Abstract

This article delves into the paradoxical nature of post-2008 fiscal policies, where there is a simultaneous emphasis on valuing public investment on the one hand, and maintaining austerity on the other. It sheds light on this paradox through the concept of “Investor State,” which refers to contemporary states’ ambition to redefine their role in the economy by no longer limiting themselves to a regulatory role but rather seeking an active role as “investor.” We argue that this redefinition of the state's role is of piece with the elevation of investment as a new standard for legitimizing state actions.
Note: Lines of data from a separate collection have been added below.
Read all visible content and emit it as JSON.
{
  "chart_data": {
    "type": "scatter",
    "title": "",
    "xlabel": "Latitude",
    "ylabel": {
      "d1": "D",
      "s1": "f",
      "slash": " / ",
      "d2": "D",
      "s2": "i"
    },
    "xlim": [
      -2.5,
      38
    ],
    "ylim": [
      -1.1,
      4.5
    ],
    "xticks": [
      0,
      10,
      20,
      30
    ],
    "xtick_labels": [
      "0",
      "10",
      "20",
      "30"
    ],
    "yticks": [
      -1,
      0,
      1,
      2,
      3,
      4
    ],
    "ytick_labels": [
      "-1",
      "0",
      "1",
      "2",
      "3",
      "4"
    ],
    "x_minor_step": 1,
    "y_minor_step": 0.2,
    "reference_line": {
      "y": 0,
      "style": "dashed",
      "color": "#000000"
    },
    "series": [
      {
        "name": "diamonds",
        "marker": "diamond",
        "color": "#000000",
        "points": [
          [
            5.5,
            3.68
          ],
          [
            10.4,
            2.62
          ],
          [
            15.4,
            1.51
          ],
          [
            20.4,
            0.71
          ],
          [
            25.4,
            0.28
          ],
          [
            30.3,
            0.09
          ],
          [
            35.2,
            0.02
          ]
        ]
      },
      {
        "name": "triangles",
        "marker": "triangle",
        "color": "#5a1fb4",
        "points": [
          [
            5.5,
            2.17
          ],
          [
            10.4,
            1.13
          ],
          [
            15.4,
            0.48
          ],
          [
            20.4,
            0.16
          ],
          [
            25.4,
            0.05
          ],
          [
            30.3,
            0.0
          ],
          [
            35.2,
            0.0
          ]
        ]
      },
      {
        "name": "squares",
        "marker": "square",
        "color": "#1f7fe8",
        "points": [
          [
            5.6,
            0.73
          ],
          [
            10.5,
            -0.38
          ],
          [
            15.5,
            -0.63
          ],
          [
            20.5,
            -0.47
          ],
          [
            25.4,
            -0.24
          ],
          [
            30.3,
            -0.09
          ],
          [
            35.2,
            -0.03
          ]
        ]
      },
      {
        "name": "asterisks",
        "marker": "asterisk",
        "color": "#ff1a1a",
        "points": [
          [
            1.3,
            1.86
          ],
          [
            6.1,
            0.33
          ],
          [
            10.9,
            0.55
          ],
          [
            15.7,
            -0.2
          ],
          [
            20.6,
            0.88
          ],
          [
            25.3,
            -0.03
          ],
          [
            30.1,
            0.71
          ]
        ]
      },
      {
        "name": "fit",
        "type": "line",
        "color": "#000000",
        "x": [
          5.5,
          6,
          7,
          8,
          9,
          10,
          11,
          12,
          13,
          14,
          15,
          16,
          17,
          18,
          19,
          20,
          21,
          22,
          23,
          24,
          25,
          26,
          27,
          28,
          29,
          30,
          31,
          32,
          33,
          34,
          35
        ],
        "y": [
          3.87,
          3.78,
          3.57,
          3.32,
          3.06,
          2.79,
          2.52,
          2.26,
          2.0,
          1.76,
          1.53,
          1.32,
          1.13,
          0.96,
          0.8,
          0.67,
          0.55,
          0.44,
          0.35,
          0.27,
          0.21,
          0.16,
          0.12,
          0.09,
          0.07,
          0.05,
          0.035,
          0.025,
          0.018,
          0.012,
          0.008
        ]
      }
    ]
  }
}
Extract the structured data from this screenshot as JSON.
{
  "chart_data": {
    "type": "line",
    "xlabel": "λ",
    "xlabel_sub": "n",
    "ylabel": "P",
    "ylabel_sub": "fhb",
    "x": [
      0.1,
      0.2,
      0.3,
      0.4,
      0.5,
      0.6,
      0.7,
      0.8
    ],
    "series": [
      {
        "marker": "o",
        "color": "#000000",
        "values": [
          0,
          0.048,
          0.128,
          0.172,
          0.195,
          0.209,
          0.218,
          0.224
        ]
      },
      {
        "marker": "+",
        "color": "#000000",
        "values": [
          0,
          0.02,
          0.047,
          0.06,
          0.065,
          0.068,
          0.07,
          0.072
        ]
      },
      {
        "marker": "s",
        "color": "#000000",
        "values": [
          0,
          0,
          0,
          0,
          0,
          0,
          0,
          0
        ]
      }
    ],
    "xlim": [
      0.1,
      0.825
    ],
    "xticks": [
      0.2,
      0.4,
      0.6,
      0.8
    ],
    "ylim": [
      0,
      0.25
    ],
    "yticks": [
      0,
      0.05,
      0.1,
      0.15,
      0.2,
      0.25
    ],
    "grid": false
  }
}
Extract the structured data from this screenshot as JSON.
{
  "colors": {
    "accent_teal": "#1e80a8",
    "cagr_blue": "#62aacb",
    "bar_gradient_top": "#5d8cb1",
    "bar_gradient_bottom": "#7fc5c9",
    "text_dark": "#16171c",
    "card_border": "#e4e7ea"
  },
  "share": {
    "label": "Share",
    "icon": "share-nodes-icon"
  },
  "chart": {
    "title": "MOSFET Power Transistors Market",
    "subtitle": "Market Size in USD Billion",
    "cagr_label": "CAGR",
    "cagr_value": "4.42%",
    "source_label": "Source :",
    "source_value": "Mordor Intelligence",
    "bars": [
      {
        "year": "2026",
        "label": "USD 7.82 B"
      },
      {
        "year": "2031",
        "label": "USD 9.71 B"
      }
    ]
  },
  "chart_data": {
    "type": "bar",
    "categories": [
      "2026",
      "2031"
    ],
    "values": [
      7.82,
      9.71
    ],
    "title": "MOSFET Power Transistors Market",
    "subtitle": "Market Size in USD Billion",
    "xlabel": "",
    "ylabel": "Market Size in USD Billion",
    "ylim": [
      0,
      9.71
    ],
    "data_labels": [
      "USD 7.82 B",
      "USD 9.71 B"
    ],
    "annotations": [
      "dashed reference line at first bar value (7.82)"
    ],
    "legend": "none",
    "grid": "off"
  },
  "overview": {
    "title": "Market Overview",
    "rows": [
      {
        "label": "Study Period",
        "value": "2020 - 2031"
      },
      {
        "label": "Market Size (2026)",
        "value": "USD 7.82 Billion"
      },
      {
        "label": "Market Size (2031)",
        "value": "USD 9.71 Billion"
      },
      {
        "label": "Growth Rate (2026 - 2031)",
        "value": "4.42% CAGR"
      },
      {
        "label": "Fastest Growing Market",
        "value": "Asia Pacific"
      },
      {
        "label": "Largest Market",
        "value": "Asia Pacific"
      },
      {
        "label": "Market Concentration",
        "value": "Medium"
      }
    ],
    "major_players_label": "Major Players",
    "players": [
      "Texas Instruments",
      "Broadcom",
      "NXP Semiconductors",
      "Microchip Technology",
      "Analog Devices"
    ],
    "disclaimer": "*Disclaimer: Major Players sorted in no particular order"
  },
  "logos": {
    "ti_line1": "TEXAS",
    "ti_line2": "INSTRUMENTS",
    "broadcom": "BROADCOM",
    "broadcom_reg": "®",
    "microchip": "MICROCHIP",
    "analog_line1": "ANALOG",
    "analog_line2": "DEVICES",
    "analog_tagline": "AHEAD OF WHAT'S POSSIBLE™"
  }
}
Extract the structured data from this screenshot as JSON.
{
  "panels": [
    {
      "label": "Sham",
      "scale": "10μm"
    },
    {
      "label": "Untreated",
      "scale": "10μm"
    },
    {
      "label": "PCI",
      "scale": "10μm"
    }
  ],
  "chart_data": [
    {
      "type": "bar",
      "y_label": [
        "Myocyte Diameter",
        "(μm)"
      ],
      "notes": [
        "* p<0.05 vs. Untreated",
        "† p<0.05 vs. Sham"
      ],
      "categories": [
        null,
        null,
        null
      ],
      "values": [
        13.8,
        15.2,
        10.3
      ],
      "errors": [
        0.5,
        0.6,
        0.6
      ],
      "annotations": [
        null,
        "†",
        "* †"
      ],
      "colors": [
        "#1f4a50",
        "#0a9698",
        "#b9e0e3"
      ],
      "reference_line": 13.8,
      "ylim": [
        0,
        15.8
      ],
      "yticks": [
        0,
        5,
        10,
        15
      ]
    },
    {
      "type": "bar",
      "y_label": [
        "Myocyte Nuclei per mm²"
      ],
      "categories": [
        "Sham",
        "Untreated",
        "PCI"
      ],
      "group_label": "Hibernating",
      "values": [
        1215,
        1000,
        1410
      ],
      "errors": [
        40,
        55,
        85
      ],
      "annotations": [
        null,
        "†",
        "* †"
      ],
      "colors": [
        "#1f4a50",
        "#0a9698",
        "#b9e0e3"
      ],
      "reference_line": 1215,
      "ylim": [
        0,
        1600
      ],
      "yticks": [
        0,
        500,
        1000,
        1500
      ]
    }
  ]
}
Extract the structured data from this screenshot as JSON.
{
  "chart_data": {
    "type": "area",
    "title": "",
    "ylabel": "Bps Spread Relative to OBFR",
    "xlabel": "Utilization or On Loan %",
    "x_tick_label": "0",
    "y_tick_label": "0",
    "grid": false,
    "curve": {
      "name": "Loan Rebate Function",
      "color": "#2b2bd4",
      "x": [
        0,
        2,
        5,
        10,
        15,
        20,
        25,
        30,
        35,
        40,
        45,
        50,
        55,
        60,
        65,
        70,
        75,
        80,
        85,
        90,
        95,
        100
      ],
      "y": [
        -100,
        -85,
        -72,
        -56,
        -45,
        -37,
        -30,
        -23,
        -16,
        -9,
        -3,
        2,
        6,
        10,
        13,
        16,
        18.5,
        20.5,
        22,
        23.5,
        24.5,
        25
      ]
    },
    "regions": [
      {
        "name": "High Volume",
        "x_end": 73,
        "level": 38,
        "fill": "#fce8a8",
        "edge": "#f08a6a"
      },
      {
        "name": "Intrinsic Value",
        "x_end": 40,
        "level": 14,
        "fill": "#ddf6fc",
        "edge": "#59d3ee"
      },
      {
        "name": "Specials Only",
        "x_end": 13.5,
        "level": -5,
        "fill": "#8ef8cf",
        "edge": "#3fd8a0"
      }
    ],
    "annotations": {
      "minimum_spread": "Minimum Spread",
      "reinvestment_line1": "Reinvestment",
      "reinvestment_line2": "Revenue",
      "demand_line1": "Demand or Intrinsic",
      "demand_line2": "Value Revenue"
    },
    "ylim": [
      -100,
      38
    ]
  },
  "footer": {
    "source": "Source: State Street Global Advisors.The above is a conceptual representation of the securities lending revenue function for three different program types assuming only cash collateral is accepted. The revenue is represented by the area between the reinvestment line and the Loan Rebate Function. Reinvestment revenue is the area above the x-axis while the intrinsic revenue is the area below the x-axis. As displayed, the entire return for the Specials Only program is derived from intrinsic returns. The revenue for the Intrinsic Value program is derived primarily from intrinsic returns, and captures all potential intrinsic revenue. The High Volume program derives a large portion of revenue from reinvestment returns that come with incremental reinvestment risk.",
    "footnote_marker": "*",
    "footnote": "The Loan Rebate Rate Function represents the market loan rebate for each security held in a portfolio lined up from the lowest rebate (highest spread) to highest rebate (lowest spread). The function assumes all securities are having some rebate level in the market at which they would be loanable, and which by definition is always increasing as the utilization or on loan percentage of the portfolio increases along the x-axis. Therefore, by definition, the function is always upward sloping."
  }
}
On the flipside, by making investment the main criteria of public policy legitimacy, it simultaneously delegitimizes spending that is not deemed an investment. Because the adopted economic definition of investment is limited to traditional “productive investment” related to industrial policy, other policy sectors—that is the majority of state intervention—are subject to spending cuts. Thus the Investor State suggests an evolution of the fiscal order that Streeck described as the “consolidation state”: the primary goal is no longer to reduce public debt and deficits. But the neoliberal objective to reduce the “size” of the public sector in the economy absolutely remains. Drawing on the case of France, the article shows how the right-wing government started placing investment at the core of its fiscal policy after 2008. The article then highlights the continuation of this dual fiscal policy discourse to date despite changes in government leadership and the pandemic crisis.